Wie aufs Stichwort ging die Hintertüre des Autos auf. Es erinnerte mich jetzt mehr an einen kleinen Lastwagen. Drei Frauen und drei Männer stürmten hinaus und stellten sich hinter ihren Anführer. Sie waren alle ganz schwarz angezogen und es sah aus wie eine Kampfausrüstung. Sie hatten zwar keine Waffen, aber die brauchten sie auch nicht. Ein mulmiges Gefühl breitete sich in mir aus.

„Geht uns aus dem Weg. Wir wollen niemand Unschuldigen verletzen. Obwohl ich nicht weiss, wie lange ihr noch unschuldig seid, wenn ihr sie unterstützt."

„Nein. Wenn ihr sie wollt, müsst ihr zuerst uns umbringen." Josh klang so entschlossen, dass sich etwas in meinem Herz zusammenzog. Aber verdammt, ich wollte das nicht. Ich wollte nicht, dass sie alle starben nur, um mich zu beschützen. Ich konnte nicht leugnen, dass ich riesige Angst hatte, aber so feige war ich dann auch nicht, dass ich alle meine Freunde für mich sterben lassen würde. Das waren acht Erwachsene, die höchstwahrscheinlich unglaublich stark waren und wir waren gerade mal vier, die mit unseren Kräften Chaos anrichten konnten.

„Ich kämpfe nicht gegen meinen Sohn", meldete sich Ace' Vater zu Wort. Der Braunhaarige drehte sich langsam zu ihm.

„Dies ist Ihre Entscheidung, aber dann haben wir uns heute das letzte Mal gesehen." Ace' Vater war ehrlichgesagt noch meine letzte Hoffnung gewesen, aber wie es aussah, konnte auch er nichts mehr anrichten.

„Leute, wir haben keine Chance gegen sie. Wir sind zu wenige, die richtig kämpfen können. Und wenn wir diesen Weg nehmen, wird Blut fliessen und ich möchte nicht, dass es jemandem von euch gehört. Es ist mein Problem, nicht eures." Es war das erste Mal, dass ich sprach und alle schauten überrascht zu mir. Ich versuchte meine Freunde zu überzeugen, aber natürlich hörten sie nicht auf mich.

„Amber! Hör auf, wir haben dir das schon genug oft gesagt", widersprach mir Eleanor.

„Wir gehören zusammen und wir beschützen uns gegenseitig mit unseren Leben, das weisst du." Kenzo schaute zuversichtlich zu mir.
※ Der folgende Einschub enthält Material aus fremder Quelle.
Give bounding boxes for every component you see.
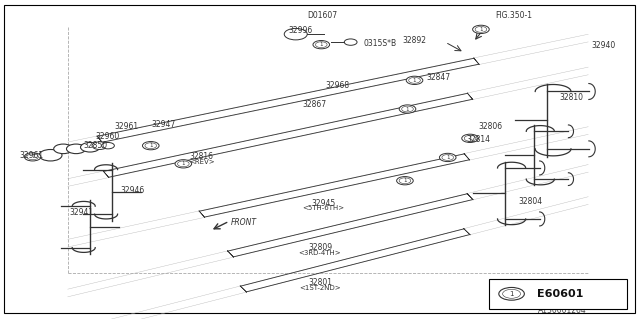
Circle shape	[39, 149, 62, 161]
Text: 32804: 32804	[518, 197, 542, 206]
Text: 1: 1	[149, 143, 152, 148]
Text: 32847: 32847	[426, 73, 450, 82]
Circle shape	[462, 134, 478, 142]
Circle shape	[313, 41, 330, 49]
Circle shape	[316, 42, 327, 48]
Circle shape	[175, 160, 191, 168]
Text: 1: 1	[406, 107, 409, 112]
Circle shape	[399, 105, 416, 113]
Text: FRONT: FRONT	[230, 218, 257, 227]
Text: 32814: 32814	[467, 135, 491, 144]
Text: <REV>: <REV>	[189, 159, 214, 165]
Text: 1: 1	[182, 161, 185, 166]
Circle shape	[409, 77, 420, 83]
Circle shape	[67, 144, 86, 154]
Text: 32945: 32945	[311, 198, 335, 207]
Circle shape	[399, 178, 411, 184]
Text: 1: 1	[446, 155, 449, 160]
Text: <1ST-2ND>: <1ST-2ND>	[299, 285, 341, 291]
Circle shape	[143, 141, 159, 150]
Text: 32809: 32809	[308, 243, 332, 252]
Text: <5TH-6TH>: <5TH-6TH>	[302, 205, 344, 212]
Text: 32806: 32806	[478, 122, 502, 131]
Text: FIG.350-1: FIG.350-1	[495, 11, 532, 20]
Text: 32867: 32867	[302, 100, 326, 109]
Text: 32968: 32968	[325, 81, 349, 90]
Text: D01607: D01607	[307, 11, 337, 20]
Circle shape	[442, 155, 454, 160]
Text: 1: 1	[509, 291, 514, 297]
Circle shape	[92, 142, 108, 149]
Circle shape	[464, 135, 476, 141]
Circle shape	[81, 142, 100, 152]
Text: 1: 1	[468, 136, 472, 141]
Text: 32801: 32801	[308, 278, 332, 287]
Circle shape	[402, 106, 413, 112]
Text: 32810: 32810	[559, 93, 584, 102]
Text: 32960: 32960	[95, 132, 120, 140]
Text: E60601: E60601	[537, 289, 584, 299]
Text: 32941: 32941	[70, 208, 94, 217]
Circle shape	[472, 25, 489, 34]
Circle shape	[102, 142, 115, 149]
Text: 32996: 32996	[289, 27, 313, 36]
Circle shape	[24, 153, 41, 161]
Text: 1: 1	[403, 178, 406, 183]
Circle shape	[440, 153, 456, 162]
Text: 32892: 32892	[403, 36, 426, 45]
Text: 32961: 32961	[20, 151, 44, 160]
FancyBboxPatch shape	[489, 278, 627, 309]
Text: 32850: 32850	[84, 141, 108, 150]
Text: 0315S*B: 0315S*B	[364, 39, 397, 48]
Text: 1: 1	[413, 78, 416, 83]
Text: 32947: 32947	[152, 120, 175, 130]
Text: 32961: 32961	[115, 122, 138, 131]
Circle shape	[499, 287, 524, 300]
Circle shape	[397, 177, 413, 185]
Circle shape	[284, 28, 307, 40]
Text: 32946: 32946	[121, 186, 145, 195]
Text: A130001264: A130001264	[538, 306, 587, 315]
Circle shape	[344, 39, 357, 45]
Text: 32940: 32940	[591, 41, 616, 50]
Text: 1: 1	[31, 154, 35, 159]
Circle shape	[475, 27, 487, 32]
Text: 1: 1	[479, 27, 483, 32]
Text: 32816: 32816	[190, 152, 214, 161]
Circle shape	[145, 143, 157, 148]
Circle shape	[406, 76, 423, 84]
Text: 1: 1	[319, 42, 323, 47]
Circle shape	[502, 289, 520, 298]
Circle shape	[177, 161, 189, 167]
Text: <3RD-4TH>: <3RD-4TH>	[299, 250, 341, 256]
Circle shape	[27, 154, 38, 160]
Circle shape	[54, 144, 73, 154]
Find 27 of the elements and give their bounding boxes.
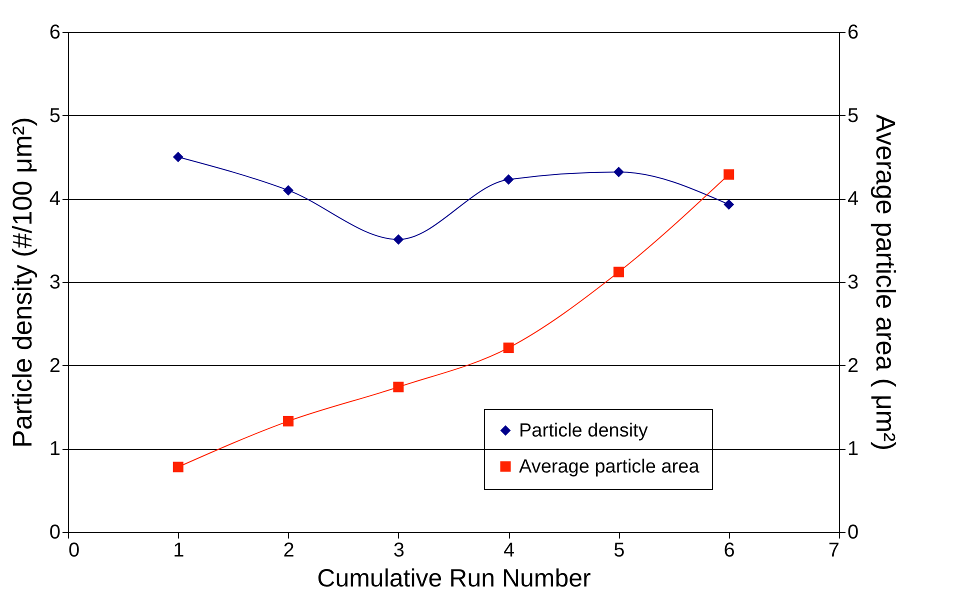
x-tick-label: 3 <box>393 540 404 562</box>
y2-tick-label: 0 <box>848 522 859 544</box>
y-tick-label: 3 <box>49 272 60 294</box>
y2-tick-label: 2 <box>848 354 859 377</box>
x-tick-label: 4 <box>504 540 515 562</box>
x-tick-label: 2 <box>283 540 294 562</box>
y-tick-label: 6 <box>49 22 60 44</box>
x-tick-label: 1 <box>173 540 184 562</box>
y-tick-label: 5 <box>49 104 60 127</box>
y2-tick-label: 1 <box>848 438 859 460</box>
y2-axis-title: Average particle area ( μm²) <box>870 114 901 451</box>
y2-tick-label: 5 <box>848 104 859 127</box>
y-axis-title: Particle density (#/100 μm²) <box>7 117 38 448</box>
x-tick-label: 6 <box>724 540 735 562</box>
y-tick-label: 2 <box>49 354 60 377</box>
y2-tick-label: 4 <box>848 188 859 210</box>
x-tick-label: 7 <box>828 540 840 562</box>
x-tick-label: 0 <box>68 540 80 562</box>
y2-tick-label: 3 <box>848 272 859 294</box>
legend-label: Average particle area <box>519 456 700 478</box>
x-tick-label: 5 <box>614 540 625 562</box>
y2-tick-label: 6 <box>848 22 859 44</box>
y-tick-label: 0 <box>49 522 60 544</box>
x-axis-title: Cumulative Run Number <box>317 564 591 592</box>
y-tick-label: 1 <box>49 438 60 460</box>
y-tick-label: 4 <box>49 188 60 210</box>
legend-label: Particle density <box>519 420 648 442</box>
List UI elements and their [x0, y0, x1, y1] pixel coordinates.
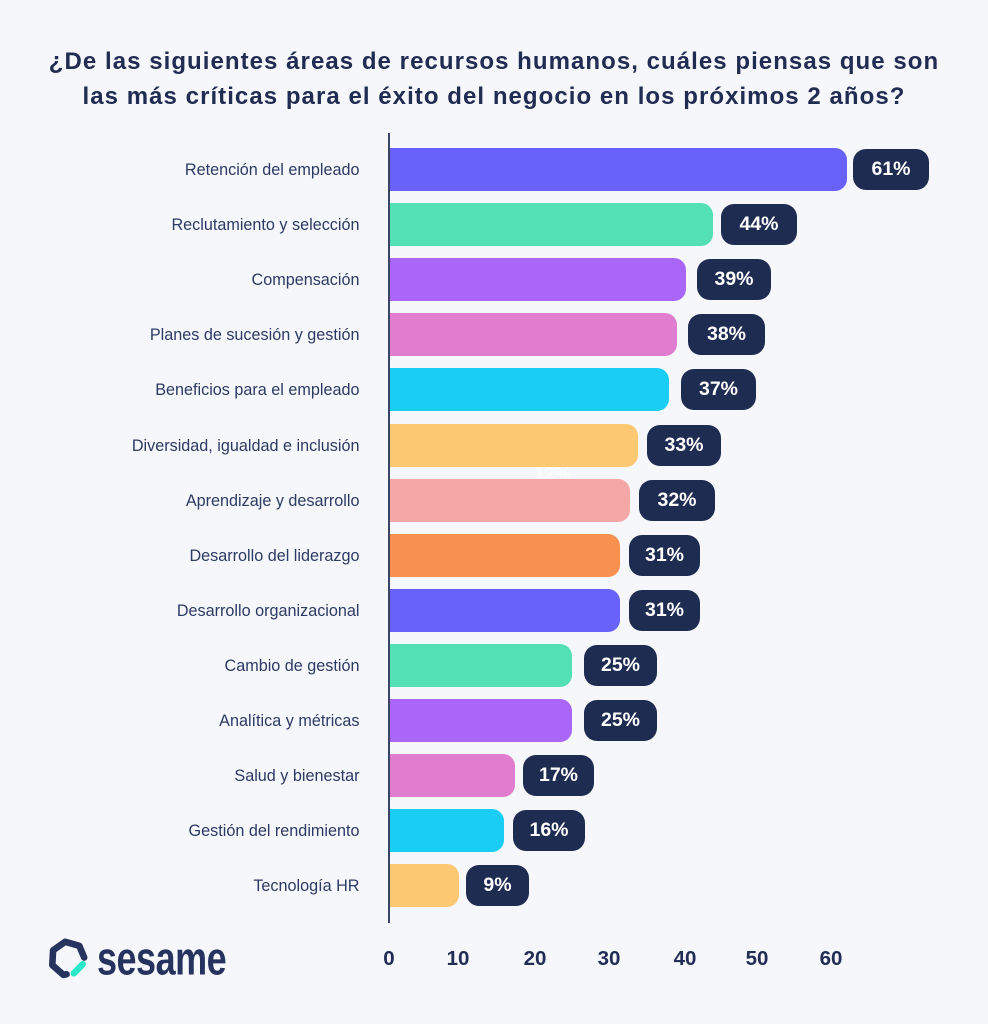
svg-text:sesame: sesame [97, 934, 226, 982]
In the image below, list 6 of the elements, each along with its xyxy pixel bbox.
In dem Moment veränderte sich etwas in mir. Es ging hier schon lange nicht mehr nur um mich. Ich hatte keine Ahnung, was mit denen passierte, die Leute wie mich unterstützten. Ich spürte die Kraft in mir pulsieren. Das göttliche Blut in meinen Adern kochte schon. Die Teilchen zuckten wild um her. Meine Angst vor dem was passieren könnte, trieb sie noch mehr an. Wenn ich nicht kämpfte war ich sowieso tot – meine Freunde wahrscheinlich auch. Ich konnte es nicht mehr verhindern, also würde ich mein Bestes geben und um mein Leben kämpfen. Ich hatte so  viel trainiert. Ich umklammerte den Dolch immer noch fest mit meiner rechten Hand. Vielleicht war ich naiv, aber ich musste positiv denken. Ein Windstoss kam auf und blies mir eine Strähne ins Gesicht. Das rote Licht der langsam aufgehenden Sonne blendete mich.

Ich war bereit.

Ich schaute langsam von Josh und Eleanor auf meiner rechten Seite zu Silas, Ace und Kenzo links von mir. Sie schauten mich alle abwartend an, als warteten sie darauf, dass ich etwas sagte.  Silas neben mir seufzte und schaute dann entschlossen zu mir.

„Immer muss man alles alleine machen", murmelte er und ein böses Lächeln schlich sich auf seine Lippen. Er löste sich aus unserer Reihe und ging langsam auf den Anführer zu, den er mit seinem Blick fixierte. Die Augen des Mannes wurden gross, sein Mund öffnete sich leicht und er war wie erstarrt. Die sechs hinter ihm waren verunsichert, gingen aber in Bereitschaft. Silas blieb kurz vor ihm stehen, und der andere konnte immer noch nichts anderes tun, als ihn anzustarren. Ich wusste, er war wirklich unfähig irgendetwas zu tun, denn Silas benutze seine Kräfte. Und es war wirklich angsteinflössend. Ich hatte noch nie gesehen, wie Silas es tat, aber es war echt krass.